Certificates for eduroam

eduroam's EAP authentication is secured using X.509 certificates — the same sort of security certificates you use for websites. However, unlike a web server, you shouldn't necessarily rush out and buy a certificate for eduroam…

There are a few ways to create a security certificate you can use for your eduroam RADIUS server, each with the relative pros and cons. You can either use a commercially signed certificate, one signed by an internal CA (e.g. by Active Directory Certificate Services), or use a long-lived self-signed one. The first of these is probably the easiest to do but comes with some security considerations; the last is generally considered best for security but has the additional problem of on-boarding a certificate onto users' devices.

Certificate recommendations

Our recommendation for new deployments is as follows:

  • If you're using Windows NPS and Active Directory, make use of the server certificate that already exists on your RADIUS server. This is signed by AD's enterprise certificatation authority, which is automatically trusted by domain members. You can use eduroam CAT to onboard the AD CA certificate onto other devices. (See how to export the AD CA cert.)

  • If you already have your own internal/institutional certification authority, make use of this to sign a certificate. See eduroam's EAP Server Certificate considerations for information on what this certificate should look like. You can make use of eduroam CAT to onboard your institutional CA certificate onto devices.

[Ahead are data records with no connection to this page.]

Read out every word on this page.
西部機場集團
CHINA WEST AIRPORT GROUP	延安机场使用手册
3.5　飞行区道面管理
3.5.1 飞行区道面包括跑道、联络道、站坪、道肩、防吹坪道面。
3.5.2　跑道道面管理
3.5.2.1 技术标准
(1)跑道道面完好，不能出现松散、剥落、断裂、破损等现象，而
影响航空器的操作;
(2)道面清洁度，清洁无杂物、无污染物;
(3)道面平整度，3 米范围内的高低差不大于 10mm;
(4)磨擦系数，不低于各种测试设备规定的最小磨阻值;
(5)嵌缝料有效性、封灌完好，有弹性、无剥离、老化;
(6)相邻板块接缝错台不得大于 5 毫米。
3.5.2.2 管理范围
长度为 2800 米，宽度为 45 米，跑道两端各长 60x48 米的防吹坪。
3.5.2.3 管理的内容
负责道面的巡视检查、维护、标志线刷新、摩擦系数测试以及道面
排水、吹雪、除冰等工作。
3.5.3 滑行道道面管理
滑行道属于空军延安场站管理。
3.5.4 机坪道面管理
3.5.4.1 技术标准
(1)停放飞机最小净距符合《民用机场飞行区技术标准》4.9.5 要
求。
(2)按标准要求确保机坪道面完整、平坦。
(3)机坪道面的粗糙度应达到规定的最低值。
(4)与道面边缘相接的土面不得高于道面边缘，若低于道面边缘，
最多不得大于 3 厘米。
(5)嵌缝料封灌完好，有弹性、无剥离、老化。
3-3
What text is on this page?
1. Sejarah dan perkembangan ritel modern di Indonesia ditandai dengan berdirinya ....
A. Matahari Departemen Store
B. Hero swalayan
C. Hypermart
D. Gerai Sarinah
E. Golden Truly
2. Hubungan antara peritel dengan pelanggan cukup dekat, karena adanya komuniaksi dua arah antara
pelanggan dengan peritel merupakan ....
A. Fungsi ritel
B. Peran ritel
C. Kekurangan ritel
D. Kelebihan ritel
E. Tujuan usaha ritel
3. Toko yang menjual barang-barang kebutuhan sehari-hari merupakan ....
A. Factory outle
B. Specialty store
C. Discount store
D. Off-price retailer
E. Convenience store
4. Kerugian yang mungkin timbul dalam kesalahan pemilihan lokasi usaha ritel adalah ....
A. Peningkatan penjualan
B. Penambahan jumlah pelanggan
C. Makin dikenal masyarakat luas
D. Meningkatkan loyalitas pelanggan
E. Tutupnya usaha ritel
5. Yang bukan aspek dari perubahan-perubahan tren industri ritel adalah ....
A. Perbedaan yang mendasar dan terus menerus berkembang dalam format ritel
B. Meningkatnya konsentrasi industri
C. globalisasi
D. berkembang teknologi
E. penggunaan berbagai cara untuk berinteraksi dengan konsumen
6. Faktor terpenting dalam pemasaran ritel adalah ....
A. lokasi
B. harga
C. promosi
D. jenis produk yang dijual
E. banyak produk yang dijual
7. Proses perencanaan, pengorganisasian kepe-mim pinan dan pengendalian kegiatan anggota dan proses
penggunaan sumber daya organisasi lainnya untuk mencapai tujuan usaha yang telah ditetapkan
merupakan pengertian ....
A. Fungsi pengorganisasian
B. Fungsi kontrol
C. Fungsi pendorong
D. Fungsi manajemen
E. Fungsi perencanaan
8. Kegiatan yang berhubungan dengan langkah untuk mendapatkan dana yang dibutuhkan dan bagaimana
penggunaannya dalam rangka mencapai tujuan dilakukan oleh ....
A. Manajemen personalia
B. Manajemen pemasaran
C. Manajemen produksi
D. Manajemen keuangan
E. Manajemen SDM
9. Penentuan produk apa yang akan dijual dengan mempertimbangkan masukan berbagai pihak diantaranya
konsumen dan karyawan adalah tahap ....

  • If you do not have any certificate authority, consider making use of a long-lived self-signed certificate and using eduroam CAT to onboard this onto devices. (FreeRADIUS has a bootstrap script that will automatically create the correct sort of certificate for you.)

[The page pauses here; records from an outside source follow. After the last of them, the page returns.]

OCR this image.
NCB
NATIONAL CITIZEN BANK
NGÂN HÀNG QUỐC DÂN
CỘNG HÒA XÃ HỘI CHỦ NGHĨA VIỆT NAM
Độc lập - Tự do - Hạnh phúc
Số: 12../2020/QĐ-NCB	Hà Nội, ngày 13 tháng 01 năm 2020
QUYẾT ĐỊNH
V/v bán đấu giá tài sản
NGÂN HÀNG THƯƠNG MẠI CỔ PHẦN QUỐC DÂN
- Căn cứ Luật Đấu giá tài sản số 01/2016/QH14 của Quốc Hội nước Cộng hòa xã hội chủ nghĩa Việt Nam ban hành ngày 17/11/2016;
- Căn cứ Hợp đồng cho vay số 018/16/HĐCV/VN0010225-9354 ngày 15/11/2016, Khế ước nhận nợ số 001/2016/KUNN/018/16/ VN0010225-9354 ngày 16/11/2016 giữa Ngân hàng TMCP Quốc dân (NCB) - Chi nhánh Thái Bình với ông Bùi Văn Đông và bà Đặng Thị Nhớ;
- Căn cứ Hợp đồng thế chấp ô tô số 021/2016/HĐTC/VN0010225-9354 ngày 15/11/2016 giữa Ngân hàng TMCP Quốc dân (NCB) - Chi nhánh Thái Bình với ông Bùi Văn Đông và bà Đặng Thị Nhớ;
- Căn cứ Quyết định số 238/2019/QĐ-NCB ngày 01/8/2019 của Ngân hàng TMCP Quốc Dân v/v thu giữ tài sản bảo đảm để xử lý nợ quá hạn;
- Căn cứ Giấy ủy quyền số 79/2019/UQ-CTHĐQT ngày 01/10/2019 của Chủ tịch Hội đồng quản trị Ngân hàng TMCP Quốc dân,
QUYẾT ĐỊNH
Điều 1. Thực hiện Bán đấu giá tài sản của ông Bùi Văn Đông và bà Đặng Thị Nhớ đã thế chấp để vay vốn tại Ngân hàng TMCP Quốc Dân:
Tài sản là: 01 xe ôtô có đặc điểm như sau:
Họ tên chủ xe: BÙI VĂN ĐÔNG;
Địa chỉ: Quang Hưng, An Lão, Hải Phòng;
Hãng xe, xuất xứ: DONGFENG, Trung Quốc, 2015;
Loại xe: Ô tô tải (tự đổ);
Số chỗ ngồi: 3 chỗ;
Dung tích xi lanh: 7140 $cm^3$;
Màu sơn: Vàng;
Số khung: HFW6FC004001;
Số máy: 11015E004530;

  • If you're not comfortable with any of the above options, make use of a commercially signed certificate as a last resort. Note that you should not use a wildcard certificate since this is known to be problematic in some versions of Windows. Remember that TENET has a certificate service available to ac.za holders.

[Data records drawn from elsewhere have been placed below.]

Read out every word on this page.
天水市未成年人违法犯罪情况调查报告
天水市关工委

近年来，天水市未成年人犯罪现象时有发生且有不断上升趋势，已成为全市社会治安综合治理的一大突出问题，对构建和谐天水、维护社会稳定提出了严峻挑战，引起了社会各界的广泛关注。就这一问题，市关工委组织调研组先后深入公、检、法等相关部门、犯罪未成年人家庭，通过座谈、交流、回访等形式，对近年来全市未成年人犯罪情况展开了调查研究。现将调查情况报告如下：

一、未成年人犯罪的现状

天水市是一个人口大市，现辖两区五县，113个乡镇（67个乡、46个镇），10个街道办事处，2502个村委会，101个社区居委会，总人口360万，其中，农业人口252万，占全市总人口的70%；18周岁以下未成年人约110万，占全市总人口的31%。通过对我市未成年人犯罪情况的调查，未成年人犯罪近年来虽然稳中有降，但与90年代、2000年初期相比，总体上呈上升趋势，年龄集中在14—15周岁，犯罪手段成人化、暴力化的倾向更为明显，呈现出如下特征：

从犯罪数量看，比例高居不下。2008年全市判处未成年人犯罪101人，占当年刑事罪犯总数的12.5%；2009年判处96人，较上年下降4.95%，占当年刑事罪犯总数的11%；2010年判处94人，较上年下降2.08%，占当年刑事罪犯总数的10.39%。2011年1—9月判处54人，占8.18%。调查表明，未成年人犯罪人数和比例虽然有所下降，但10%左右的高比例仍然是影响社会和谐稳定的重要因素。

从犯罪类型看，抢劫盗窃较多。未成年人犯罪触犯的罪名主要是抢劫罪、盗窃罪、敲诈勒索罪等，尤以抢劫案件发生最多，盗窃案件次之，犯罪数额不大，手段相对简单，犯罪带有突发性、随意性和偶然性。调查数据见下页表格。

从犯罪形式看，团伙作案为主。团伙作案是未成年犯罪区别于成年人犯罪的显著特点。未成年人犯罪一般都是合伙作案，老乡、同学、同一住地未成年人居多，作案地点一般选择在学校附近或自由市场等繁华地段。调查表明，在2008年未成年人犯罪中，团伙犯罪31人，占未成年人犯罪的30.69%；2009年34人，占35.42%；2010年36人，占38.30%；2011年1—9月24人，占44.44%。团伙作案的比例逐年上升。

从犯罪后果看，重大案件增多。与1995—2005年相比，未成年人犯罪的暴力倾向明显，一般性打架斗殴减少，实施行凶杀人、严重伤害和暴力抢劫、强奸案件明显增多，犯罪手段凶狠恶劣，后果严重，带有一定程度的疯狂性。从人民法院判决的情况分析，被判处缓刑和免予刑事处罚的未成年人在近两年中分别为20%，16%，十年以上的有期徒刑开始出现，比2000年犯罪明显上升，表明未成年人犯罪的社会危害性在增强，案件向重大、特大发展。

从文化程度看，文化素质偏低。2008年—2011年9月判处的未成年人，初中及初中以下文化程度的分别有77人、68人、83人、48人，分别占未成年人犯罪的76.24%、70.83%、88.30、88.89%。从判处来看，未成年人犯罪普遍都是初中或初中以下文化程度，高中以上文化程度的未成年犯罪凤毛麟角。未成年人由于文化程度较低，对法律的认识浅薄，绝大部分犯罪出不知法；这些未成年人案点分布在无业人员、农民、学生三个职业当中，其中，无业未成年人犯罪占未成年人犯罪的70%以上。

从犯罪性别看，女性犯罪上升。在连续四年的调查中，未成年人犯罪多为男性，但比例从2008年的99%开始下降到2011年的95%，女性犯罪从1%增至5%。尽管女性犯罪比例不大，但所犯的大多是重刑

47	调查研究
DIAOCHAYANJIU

GÉANT (who maintain the global eduroam infrastructure) has published a useful guide on the various options available, and their relative pros and cons as part of their campus best practices project.

eduroam CAT

You'll note that there are several mentioned of eduroam CAT above. This is because eduroam CAT generates customised installers for all major operating systems, allowing your users to configure eduroam correctly by simply running an installer. CAT automatically configures the correct security settings for your users, and is the easiest way to onboard your certificates onto user devices.

You can enrol your institution for CAT via our management interface. You can read about how to use CAT to onboard certificates in the CAT administrator guide.

A note about certificate validation

It is absolutely critical that your users validate the security certificate used for eduroam. This is typically done automatically by their operating system, and eduroam CAT will set things up correctly without your users having to know anything about the process. Without CAT, users may be prompted to check the certificate the first time they connect, and you should publish details of the correct certificate so your users know what to look for.

We've seen a few institutions recommend disabling certificate validation to work around the problem of onboarding a certificate, or to continue using an expired certificate. This is the wrong approach and puts the security of your users' accounts at risk (and thus all the personal and other information they contain). Without certificate validation, a malicious attacker can conduct a man-in-the-middle attack against your users and decrypt their username and password from inside the EAP conversation.

Our monitoring system will let you know if your certificate is about to expire.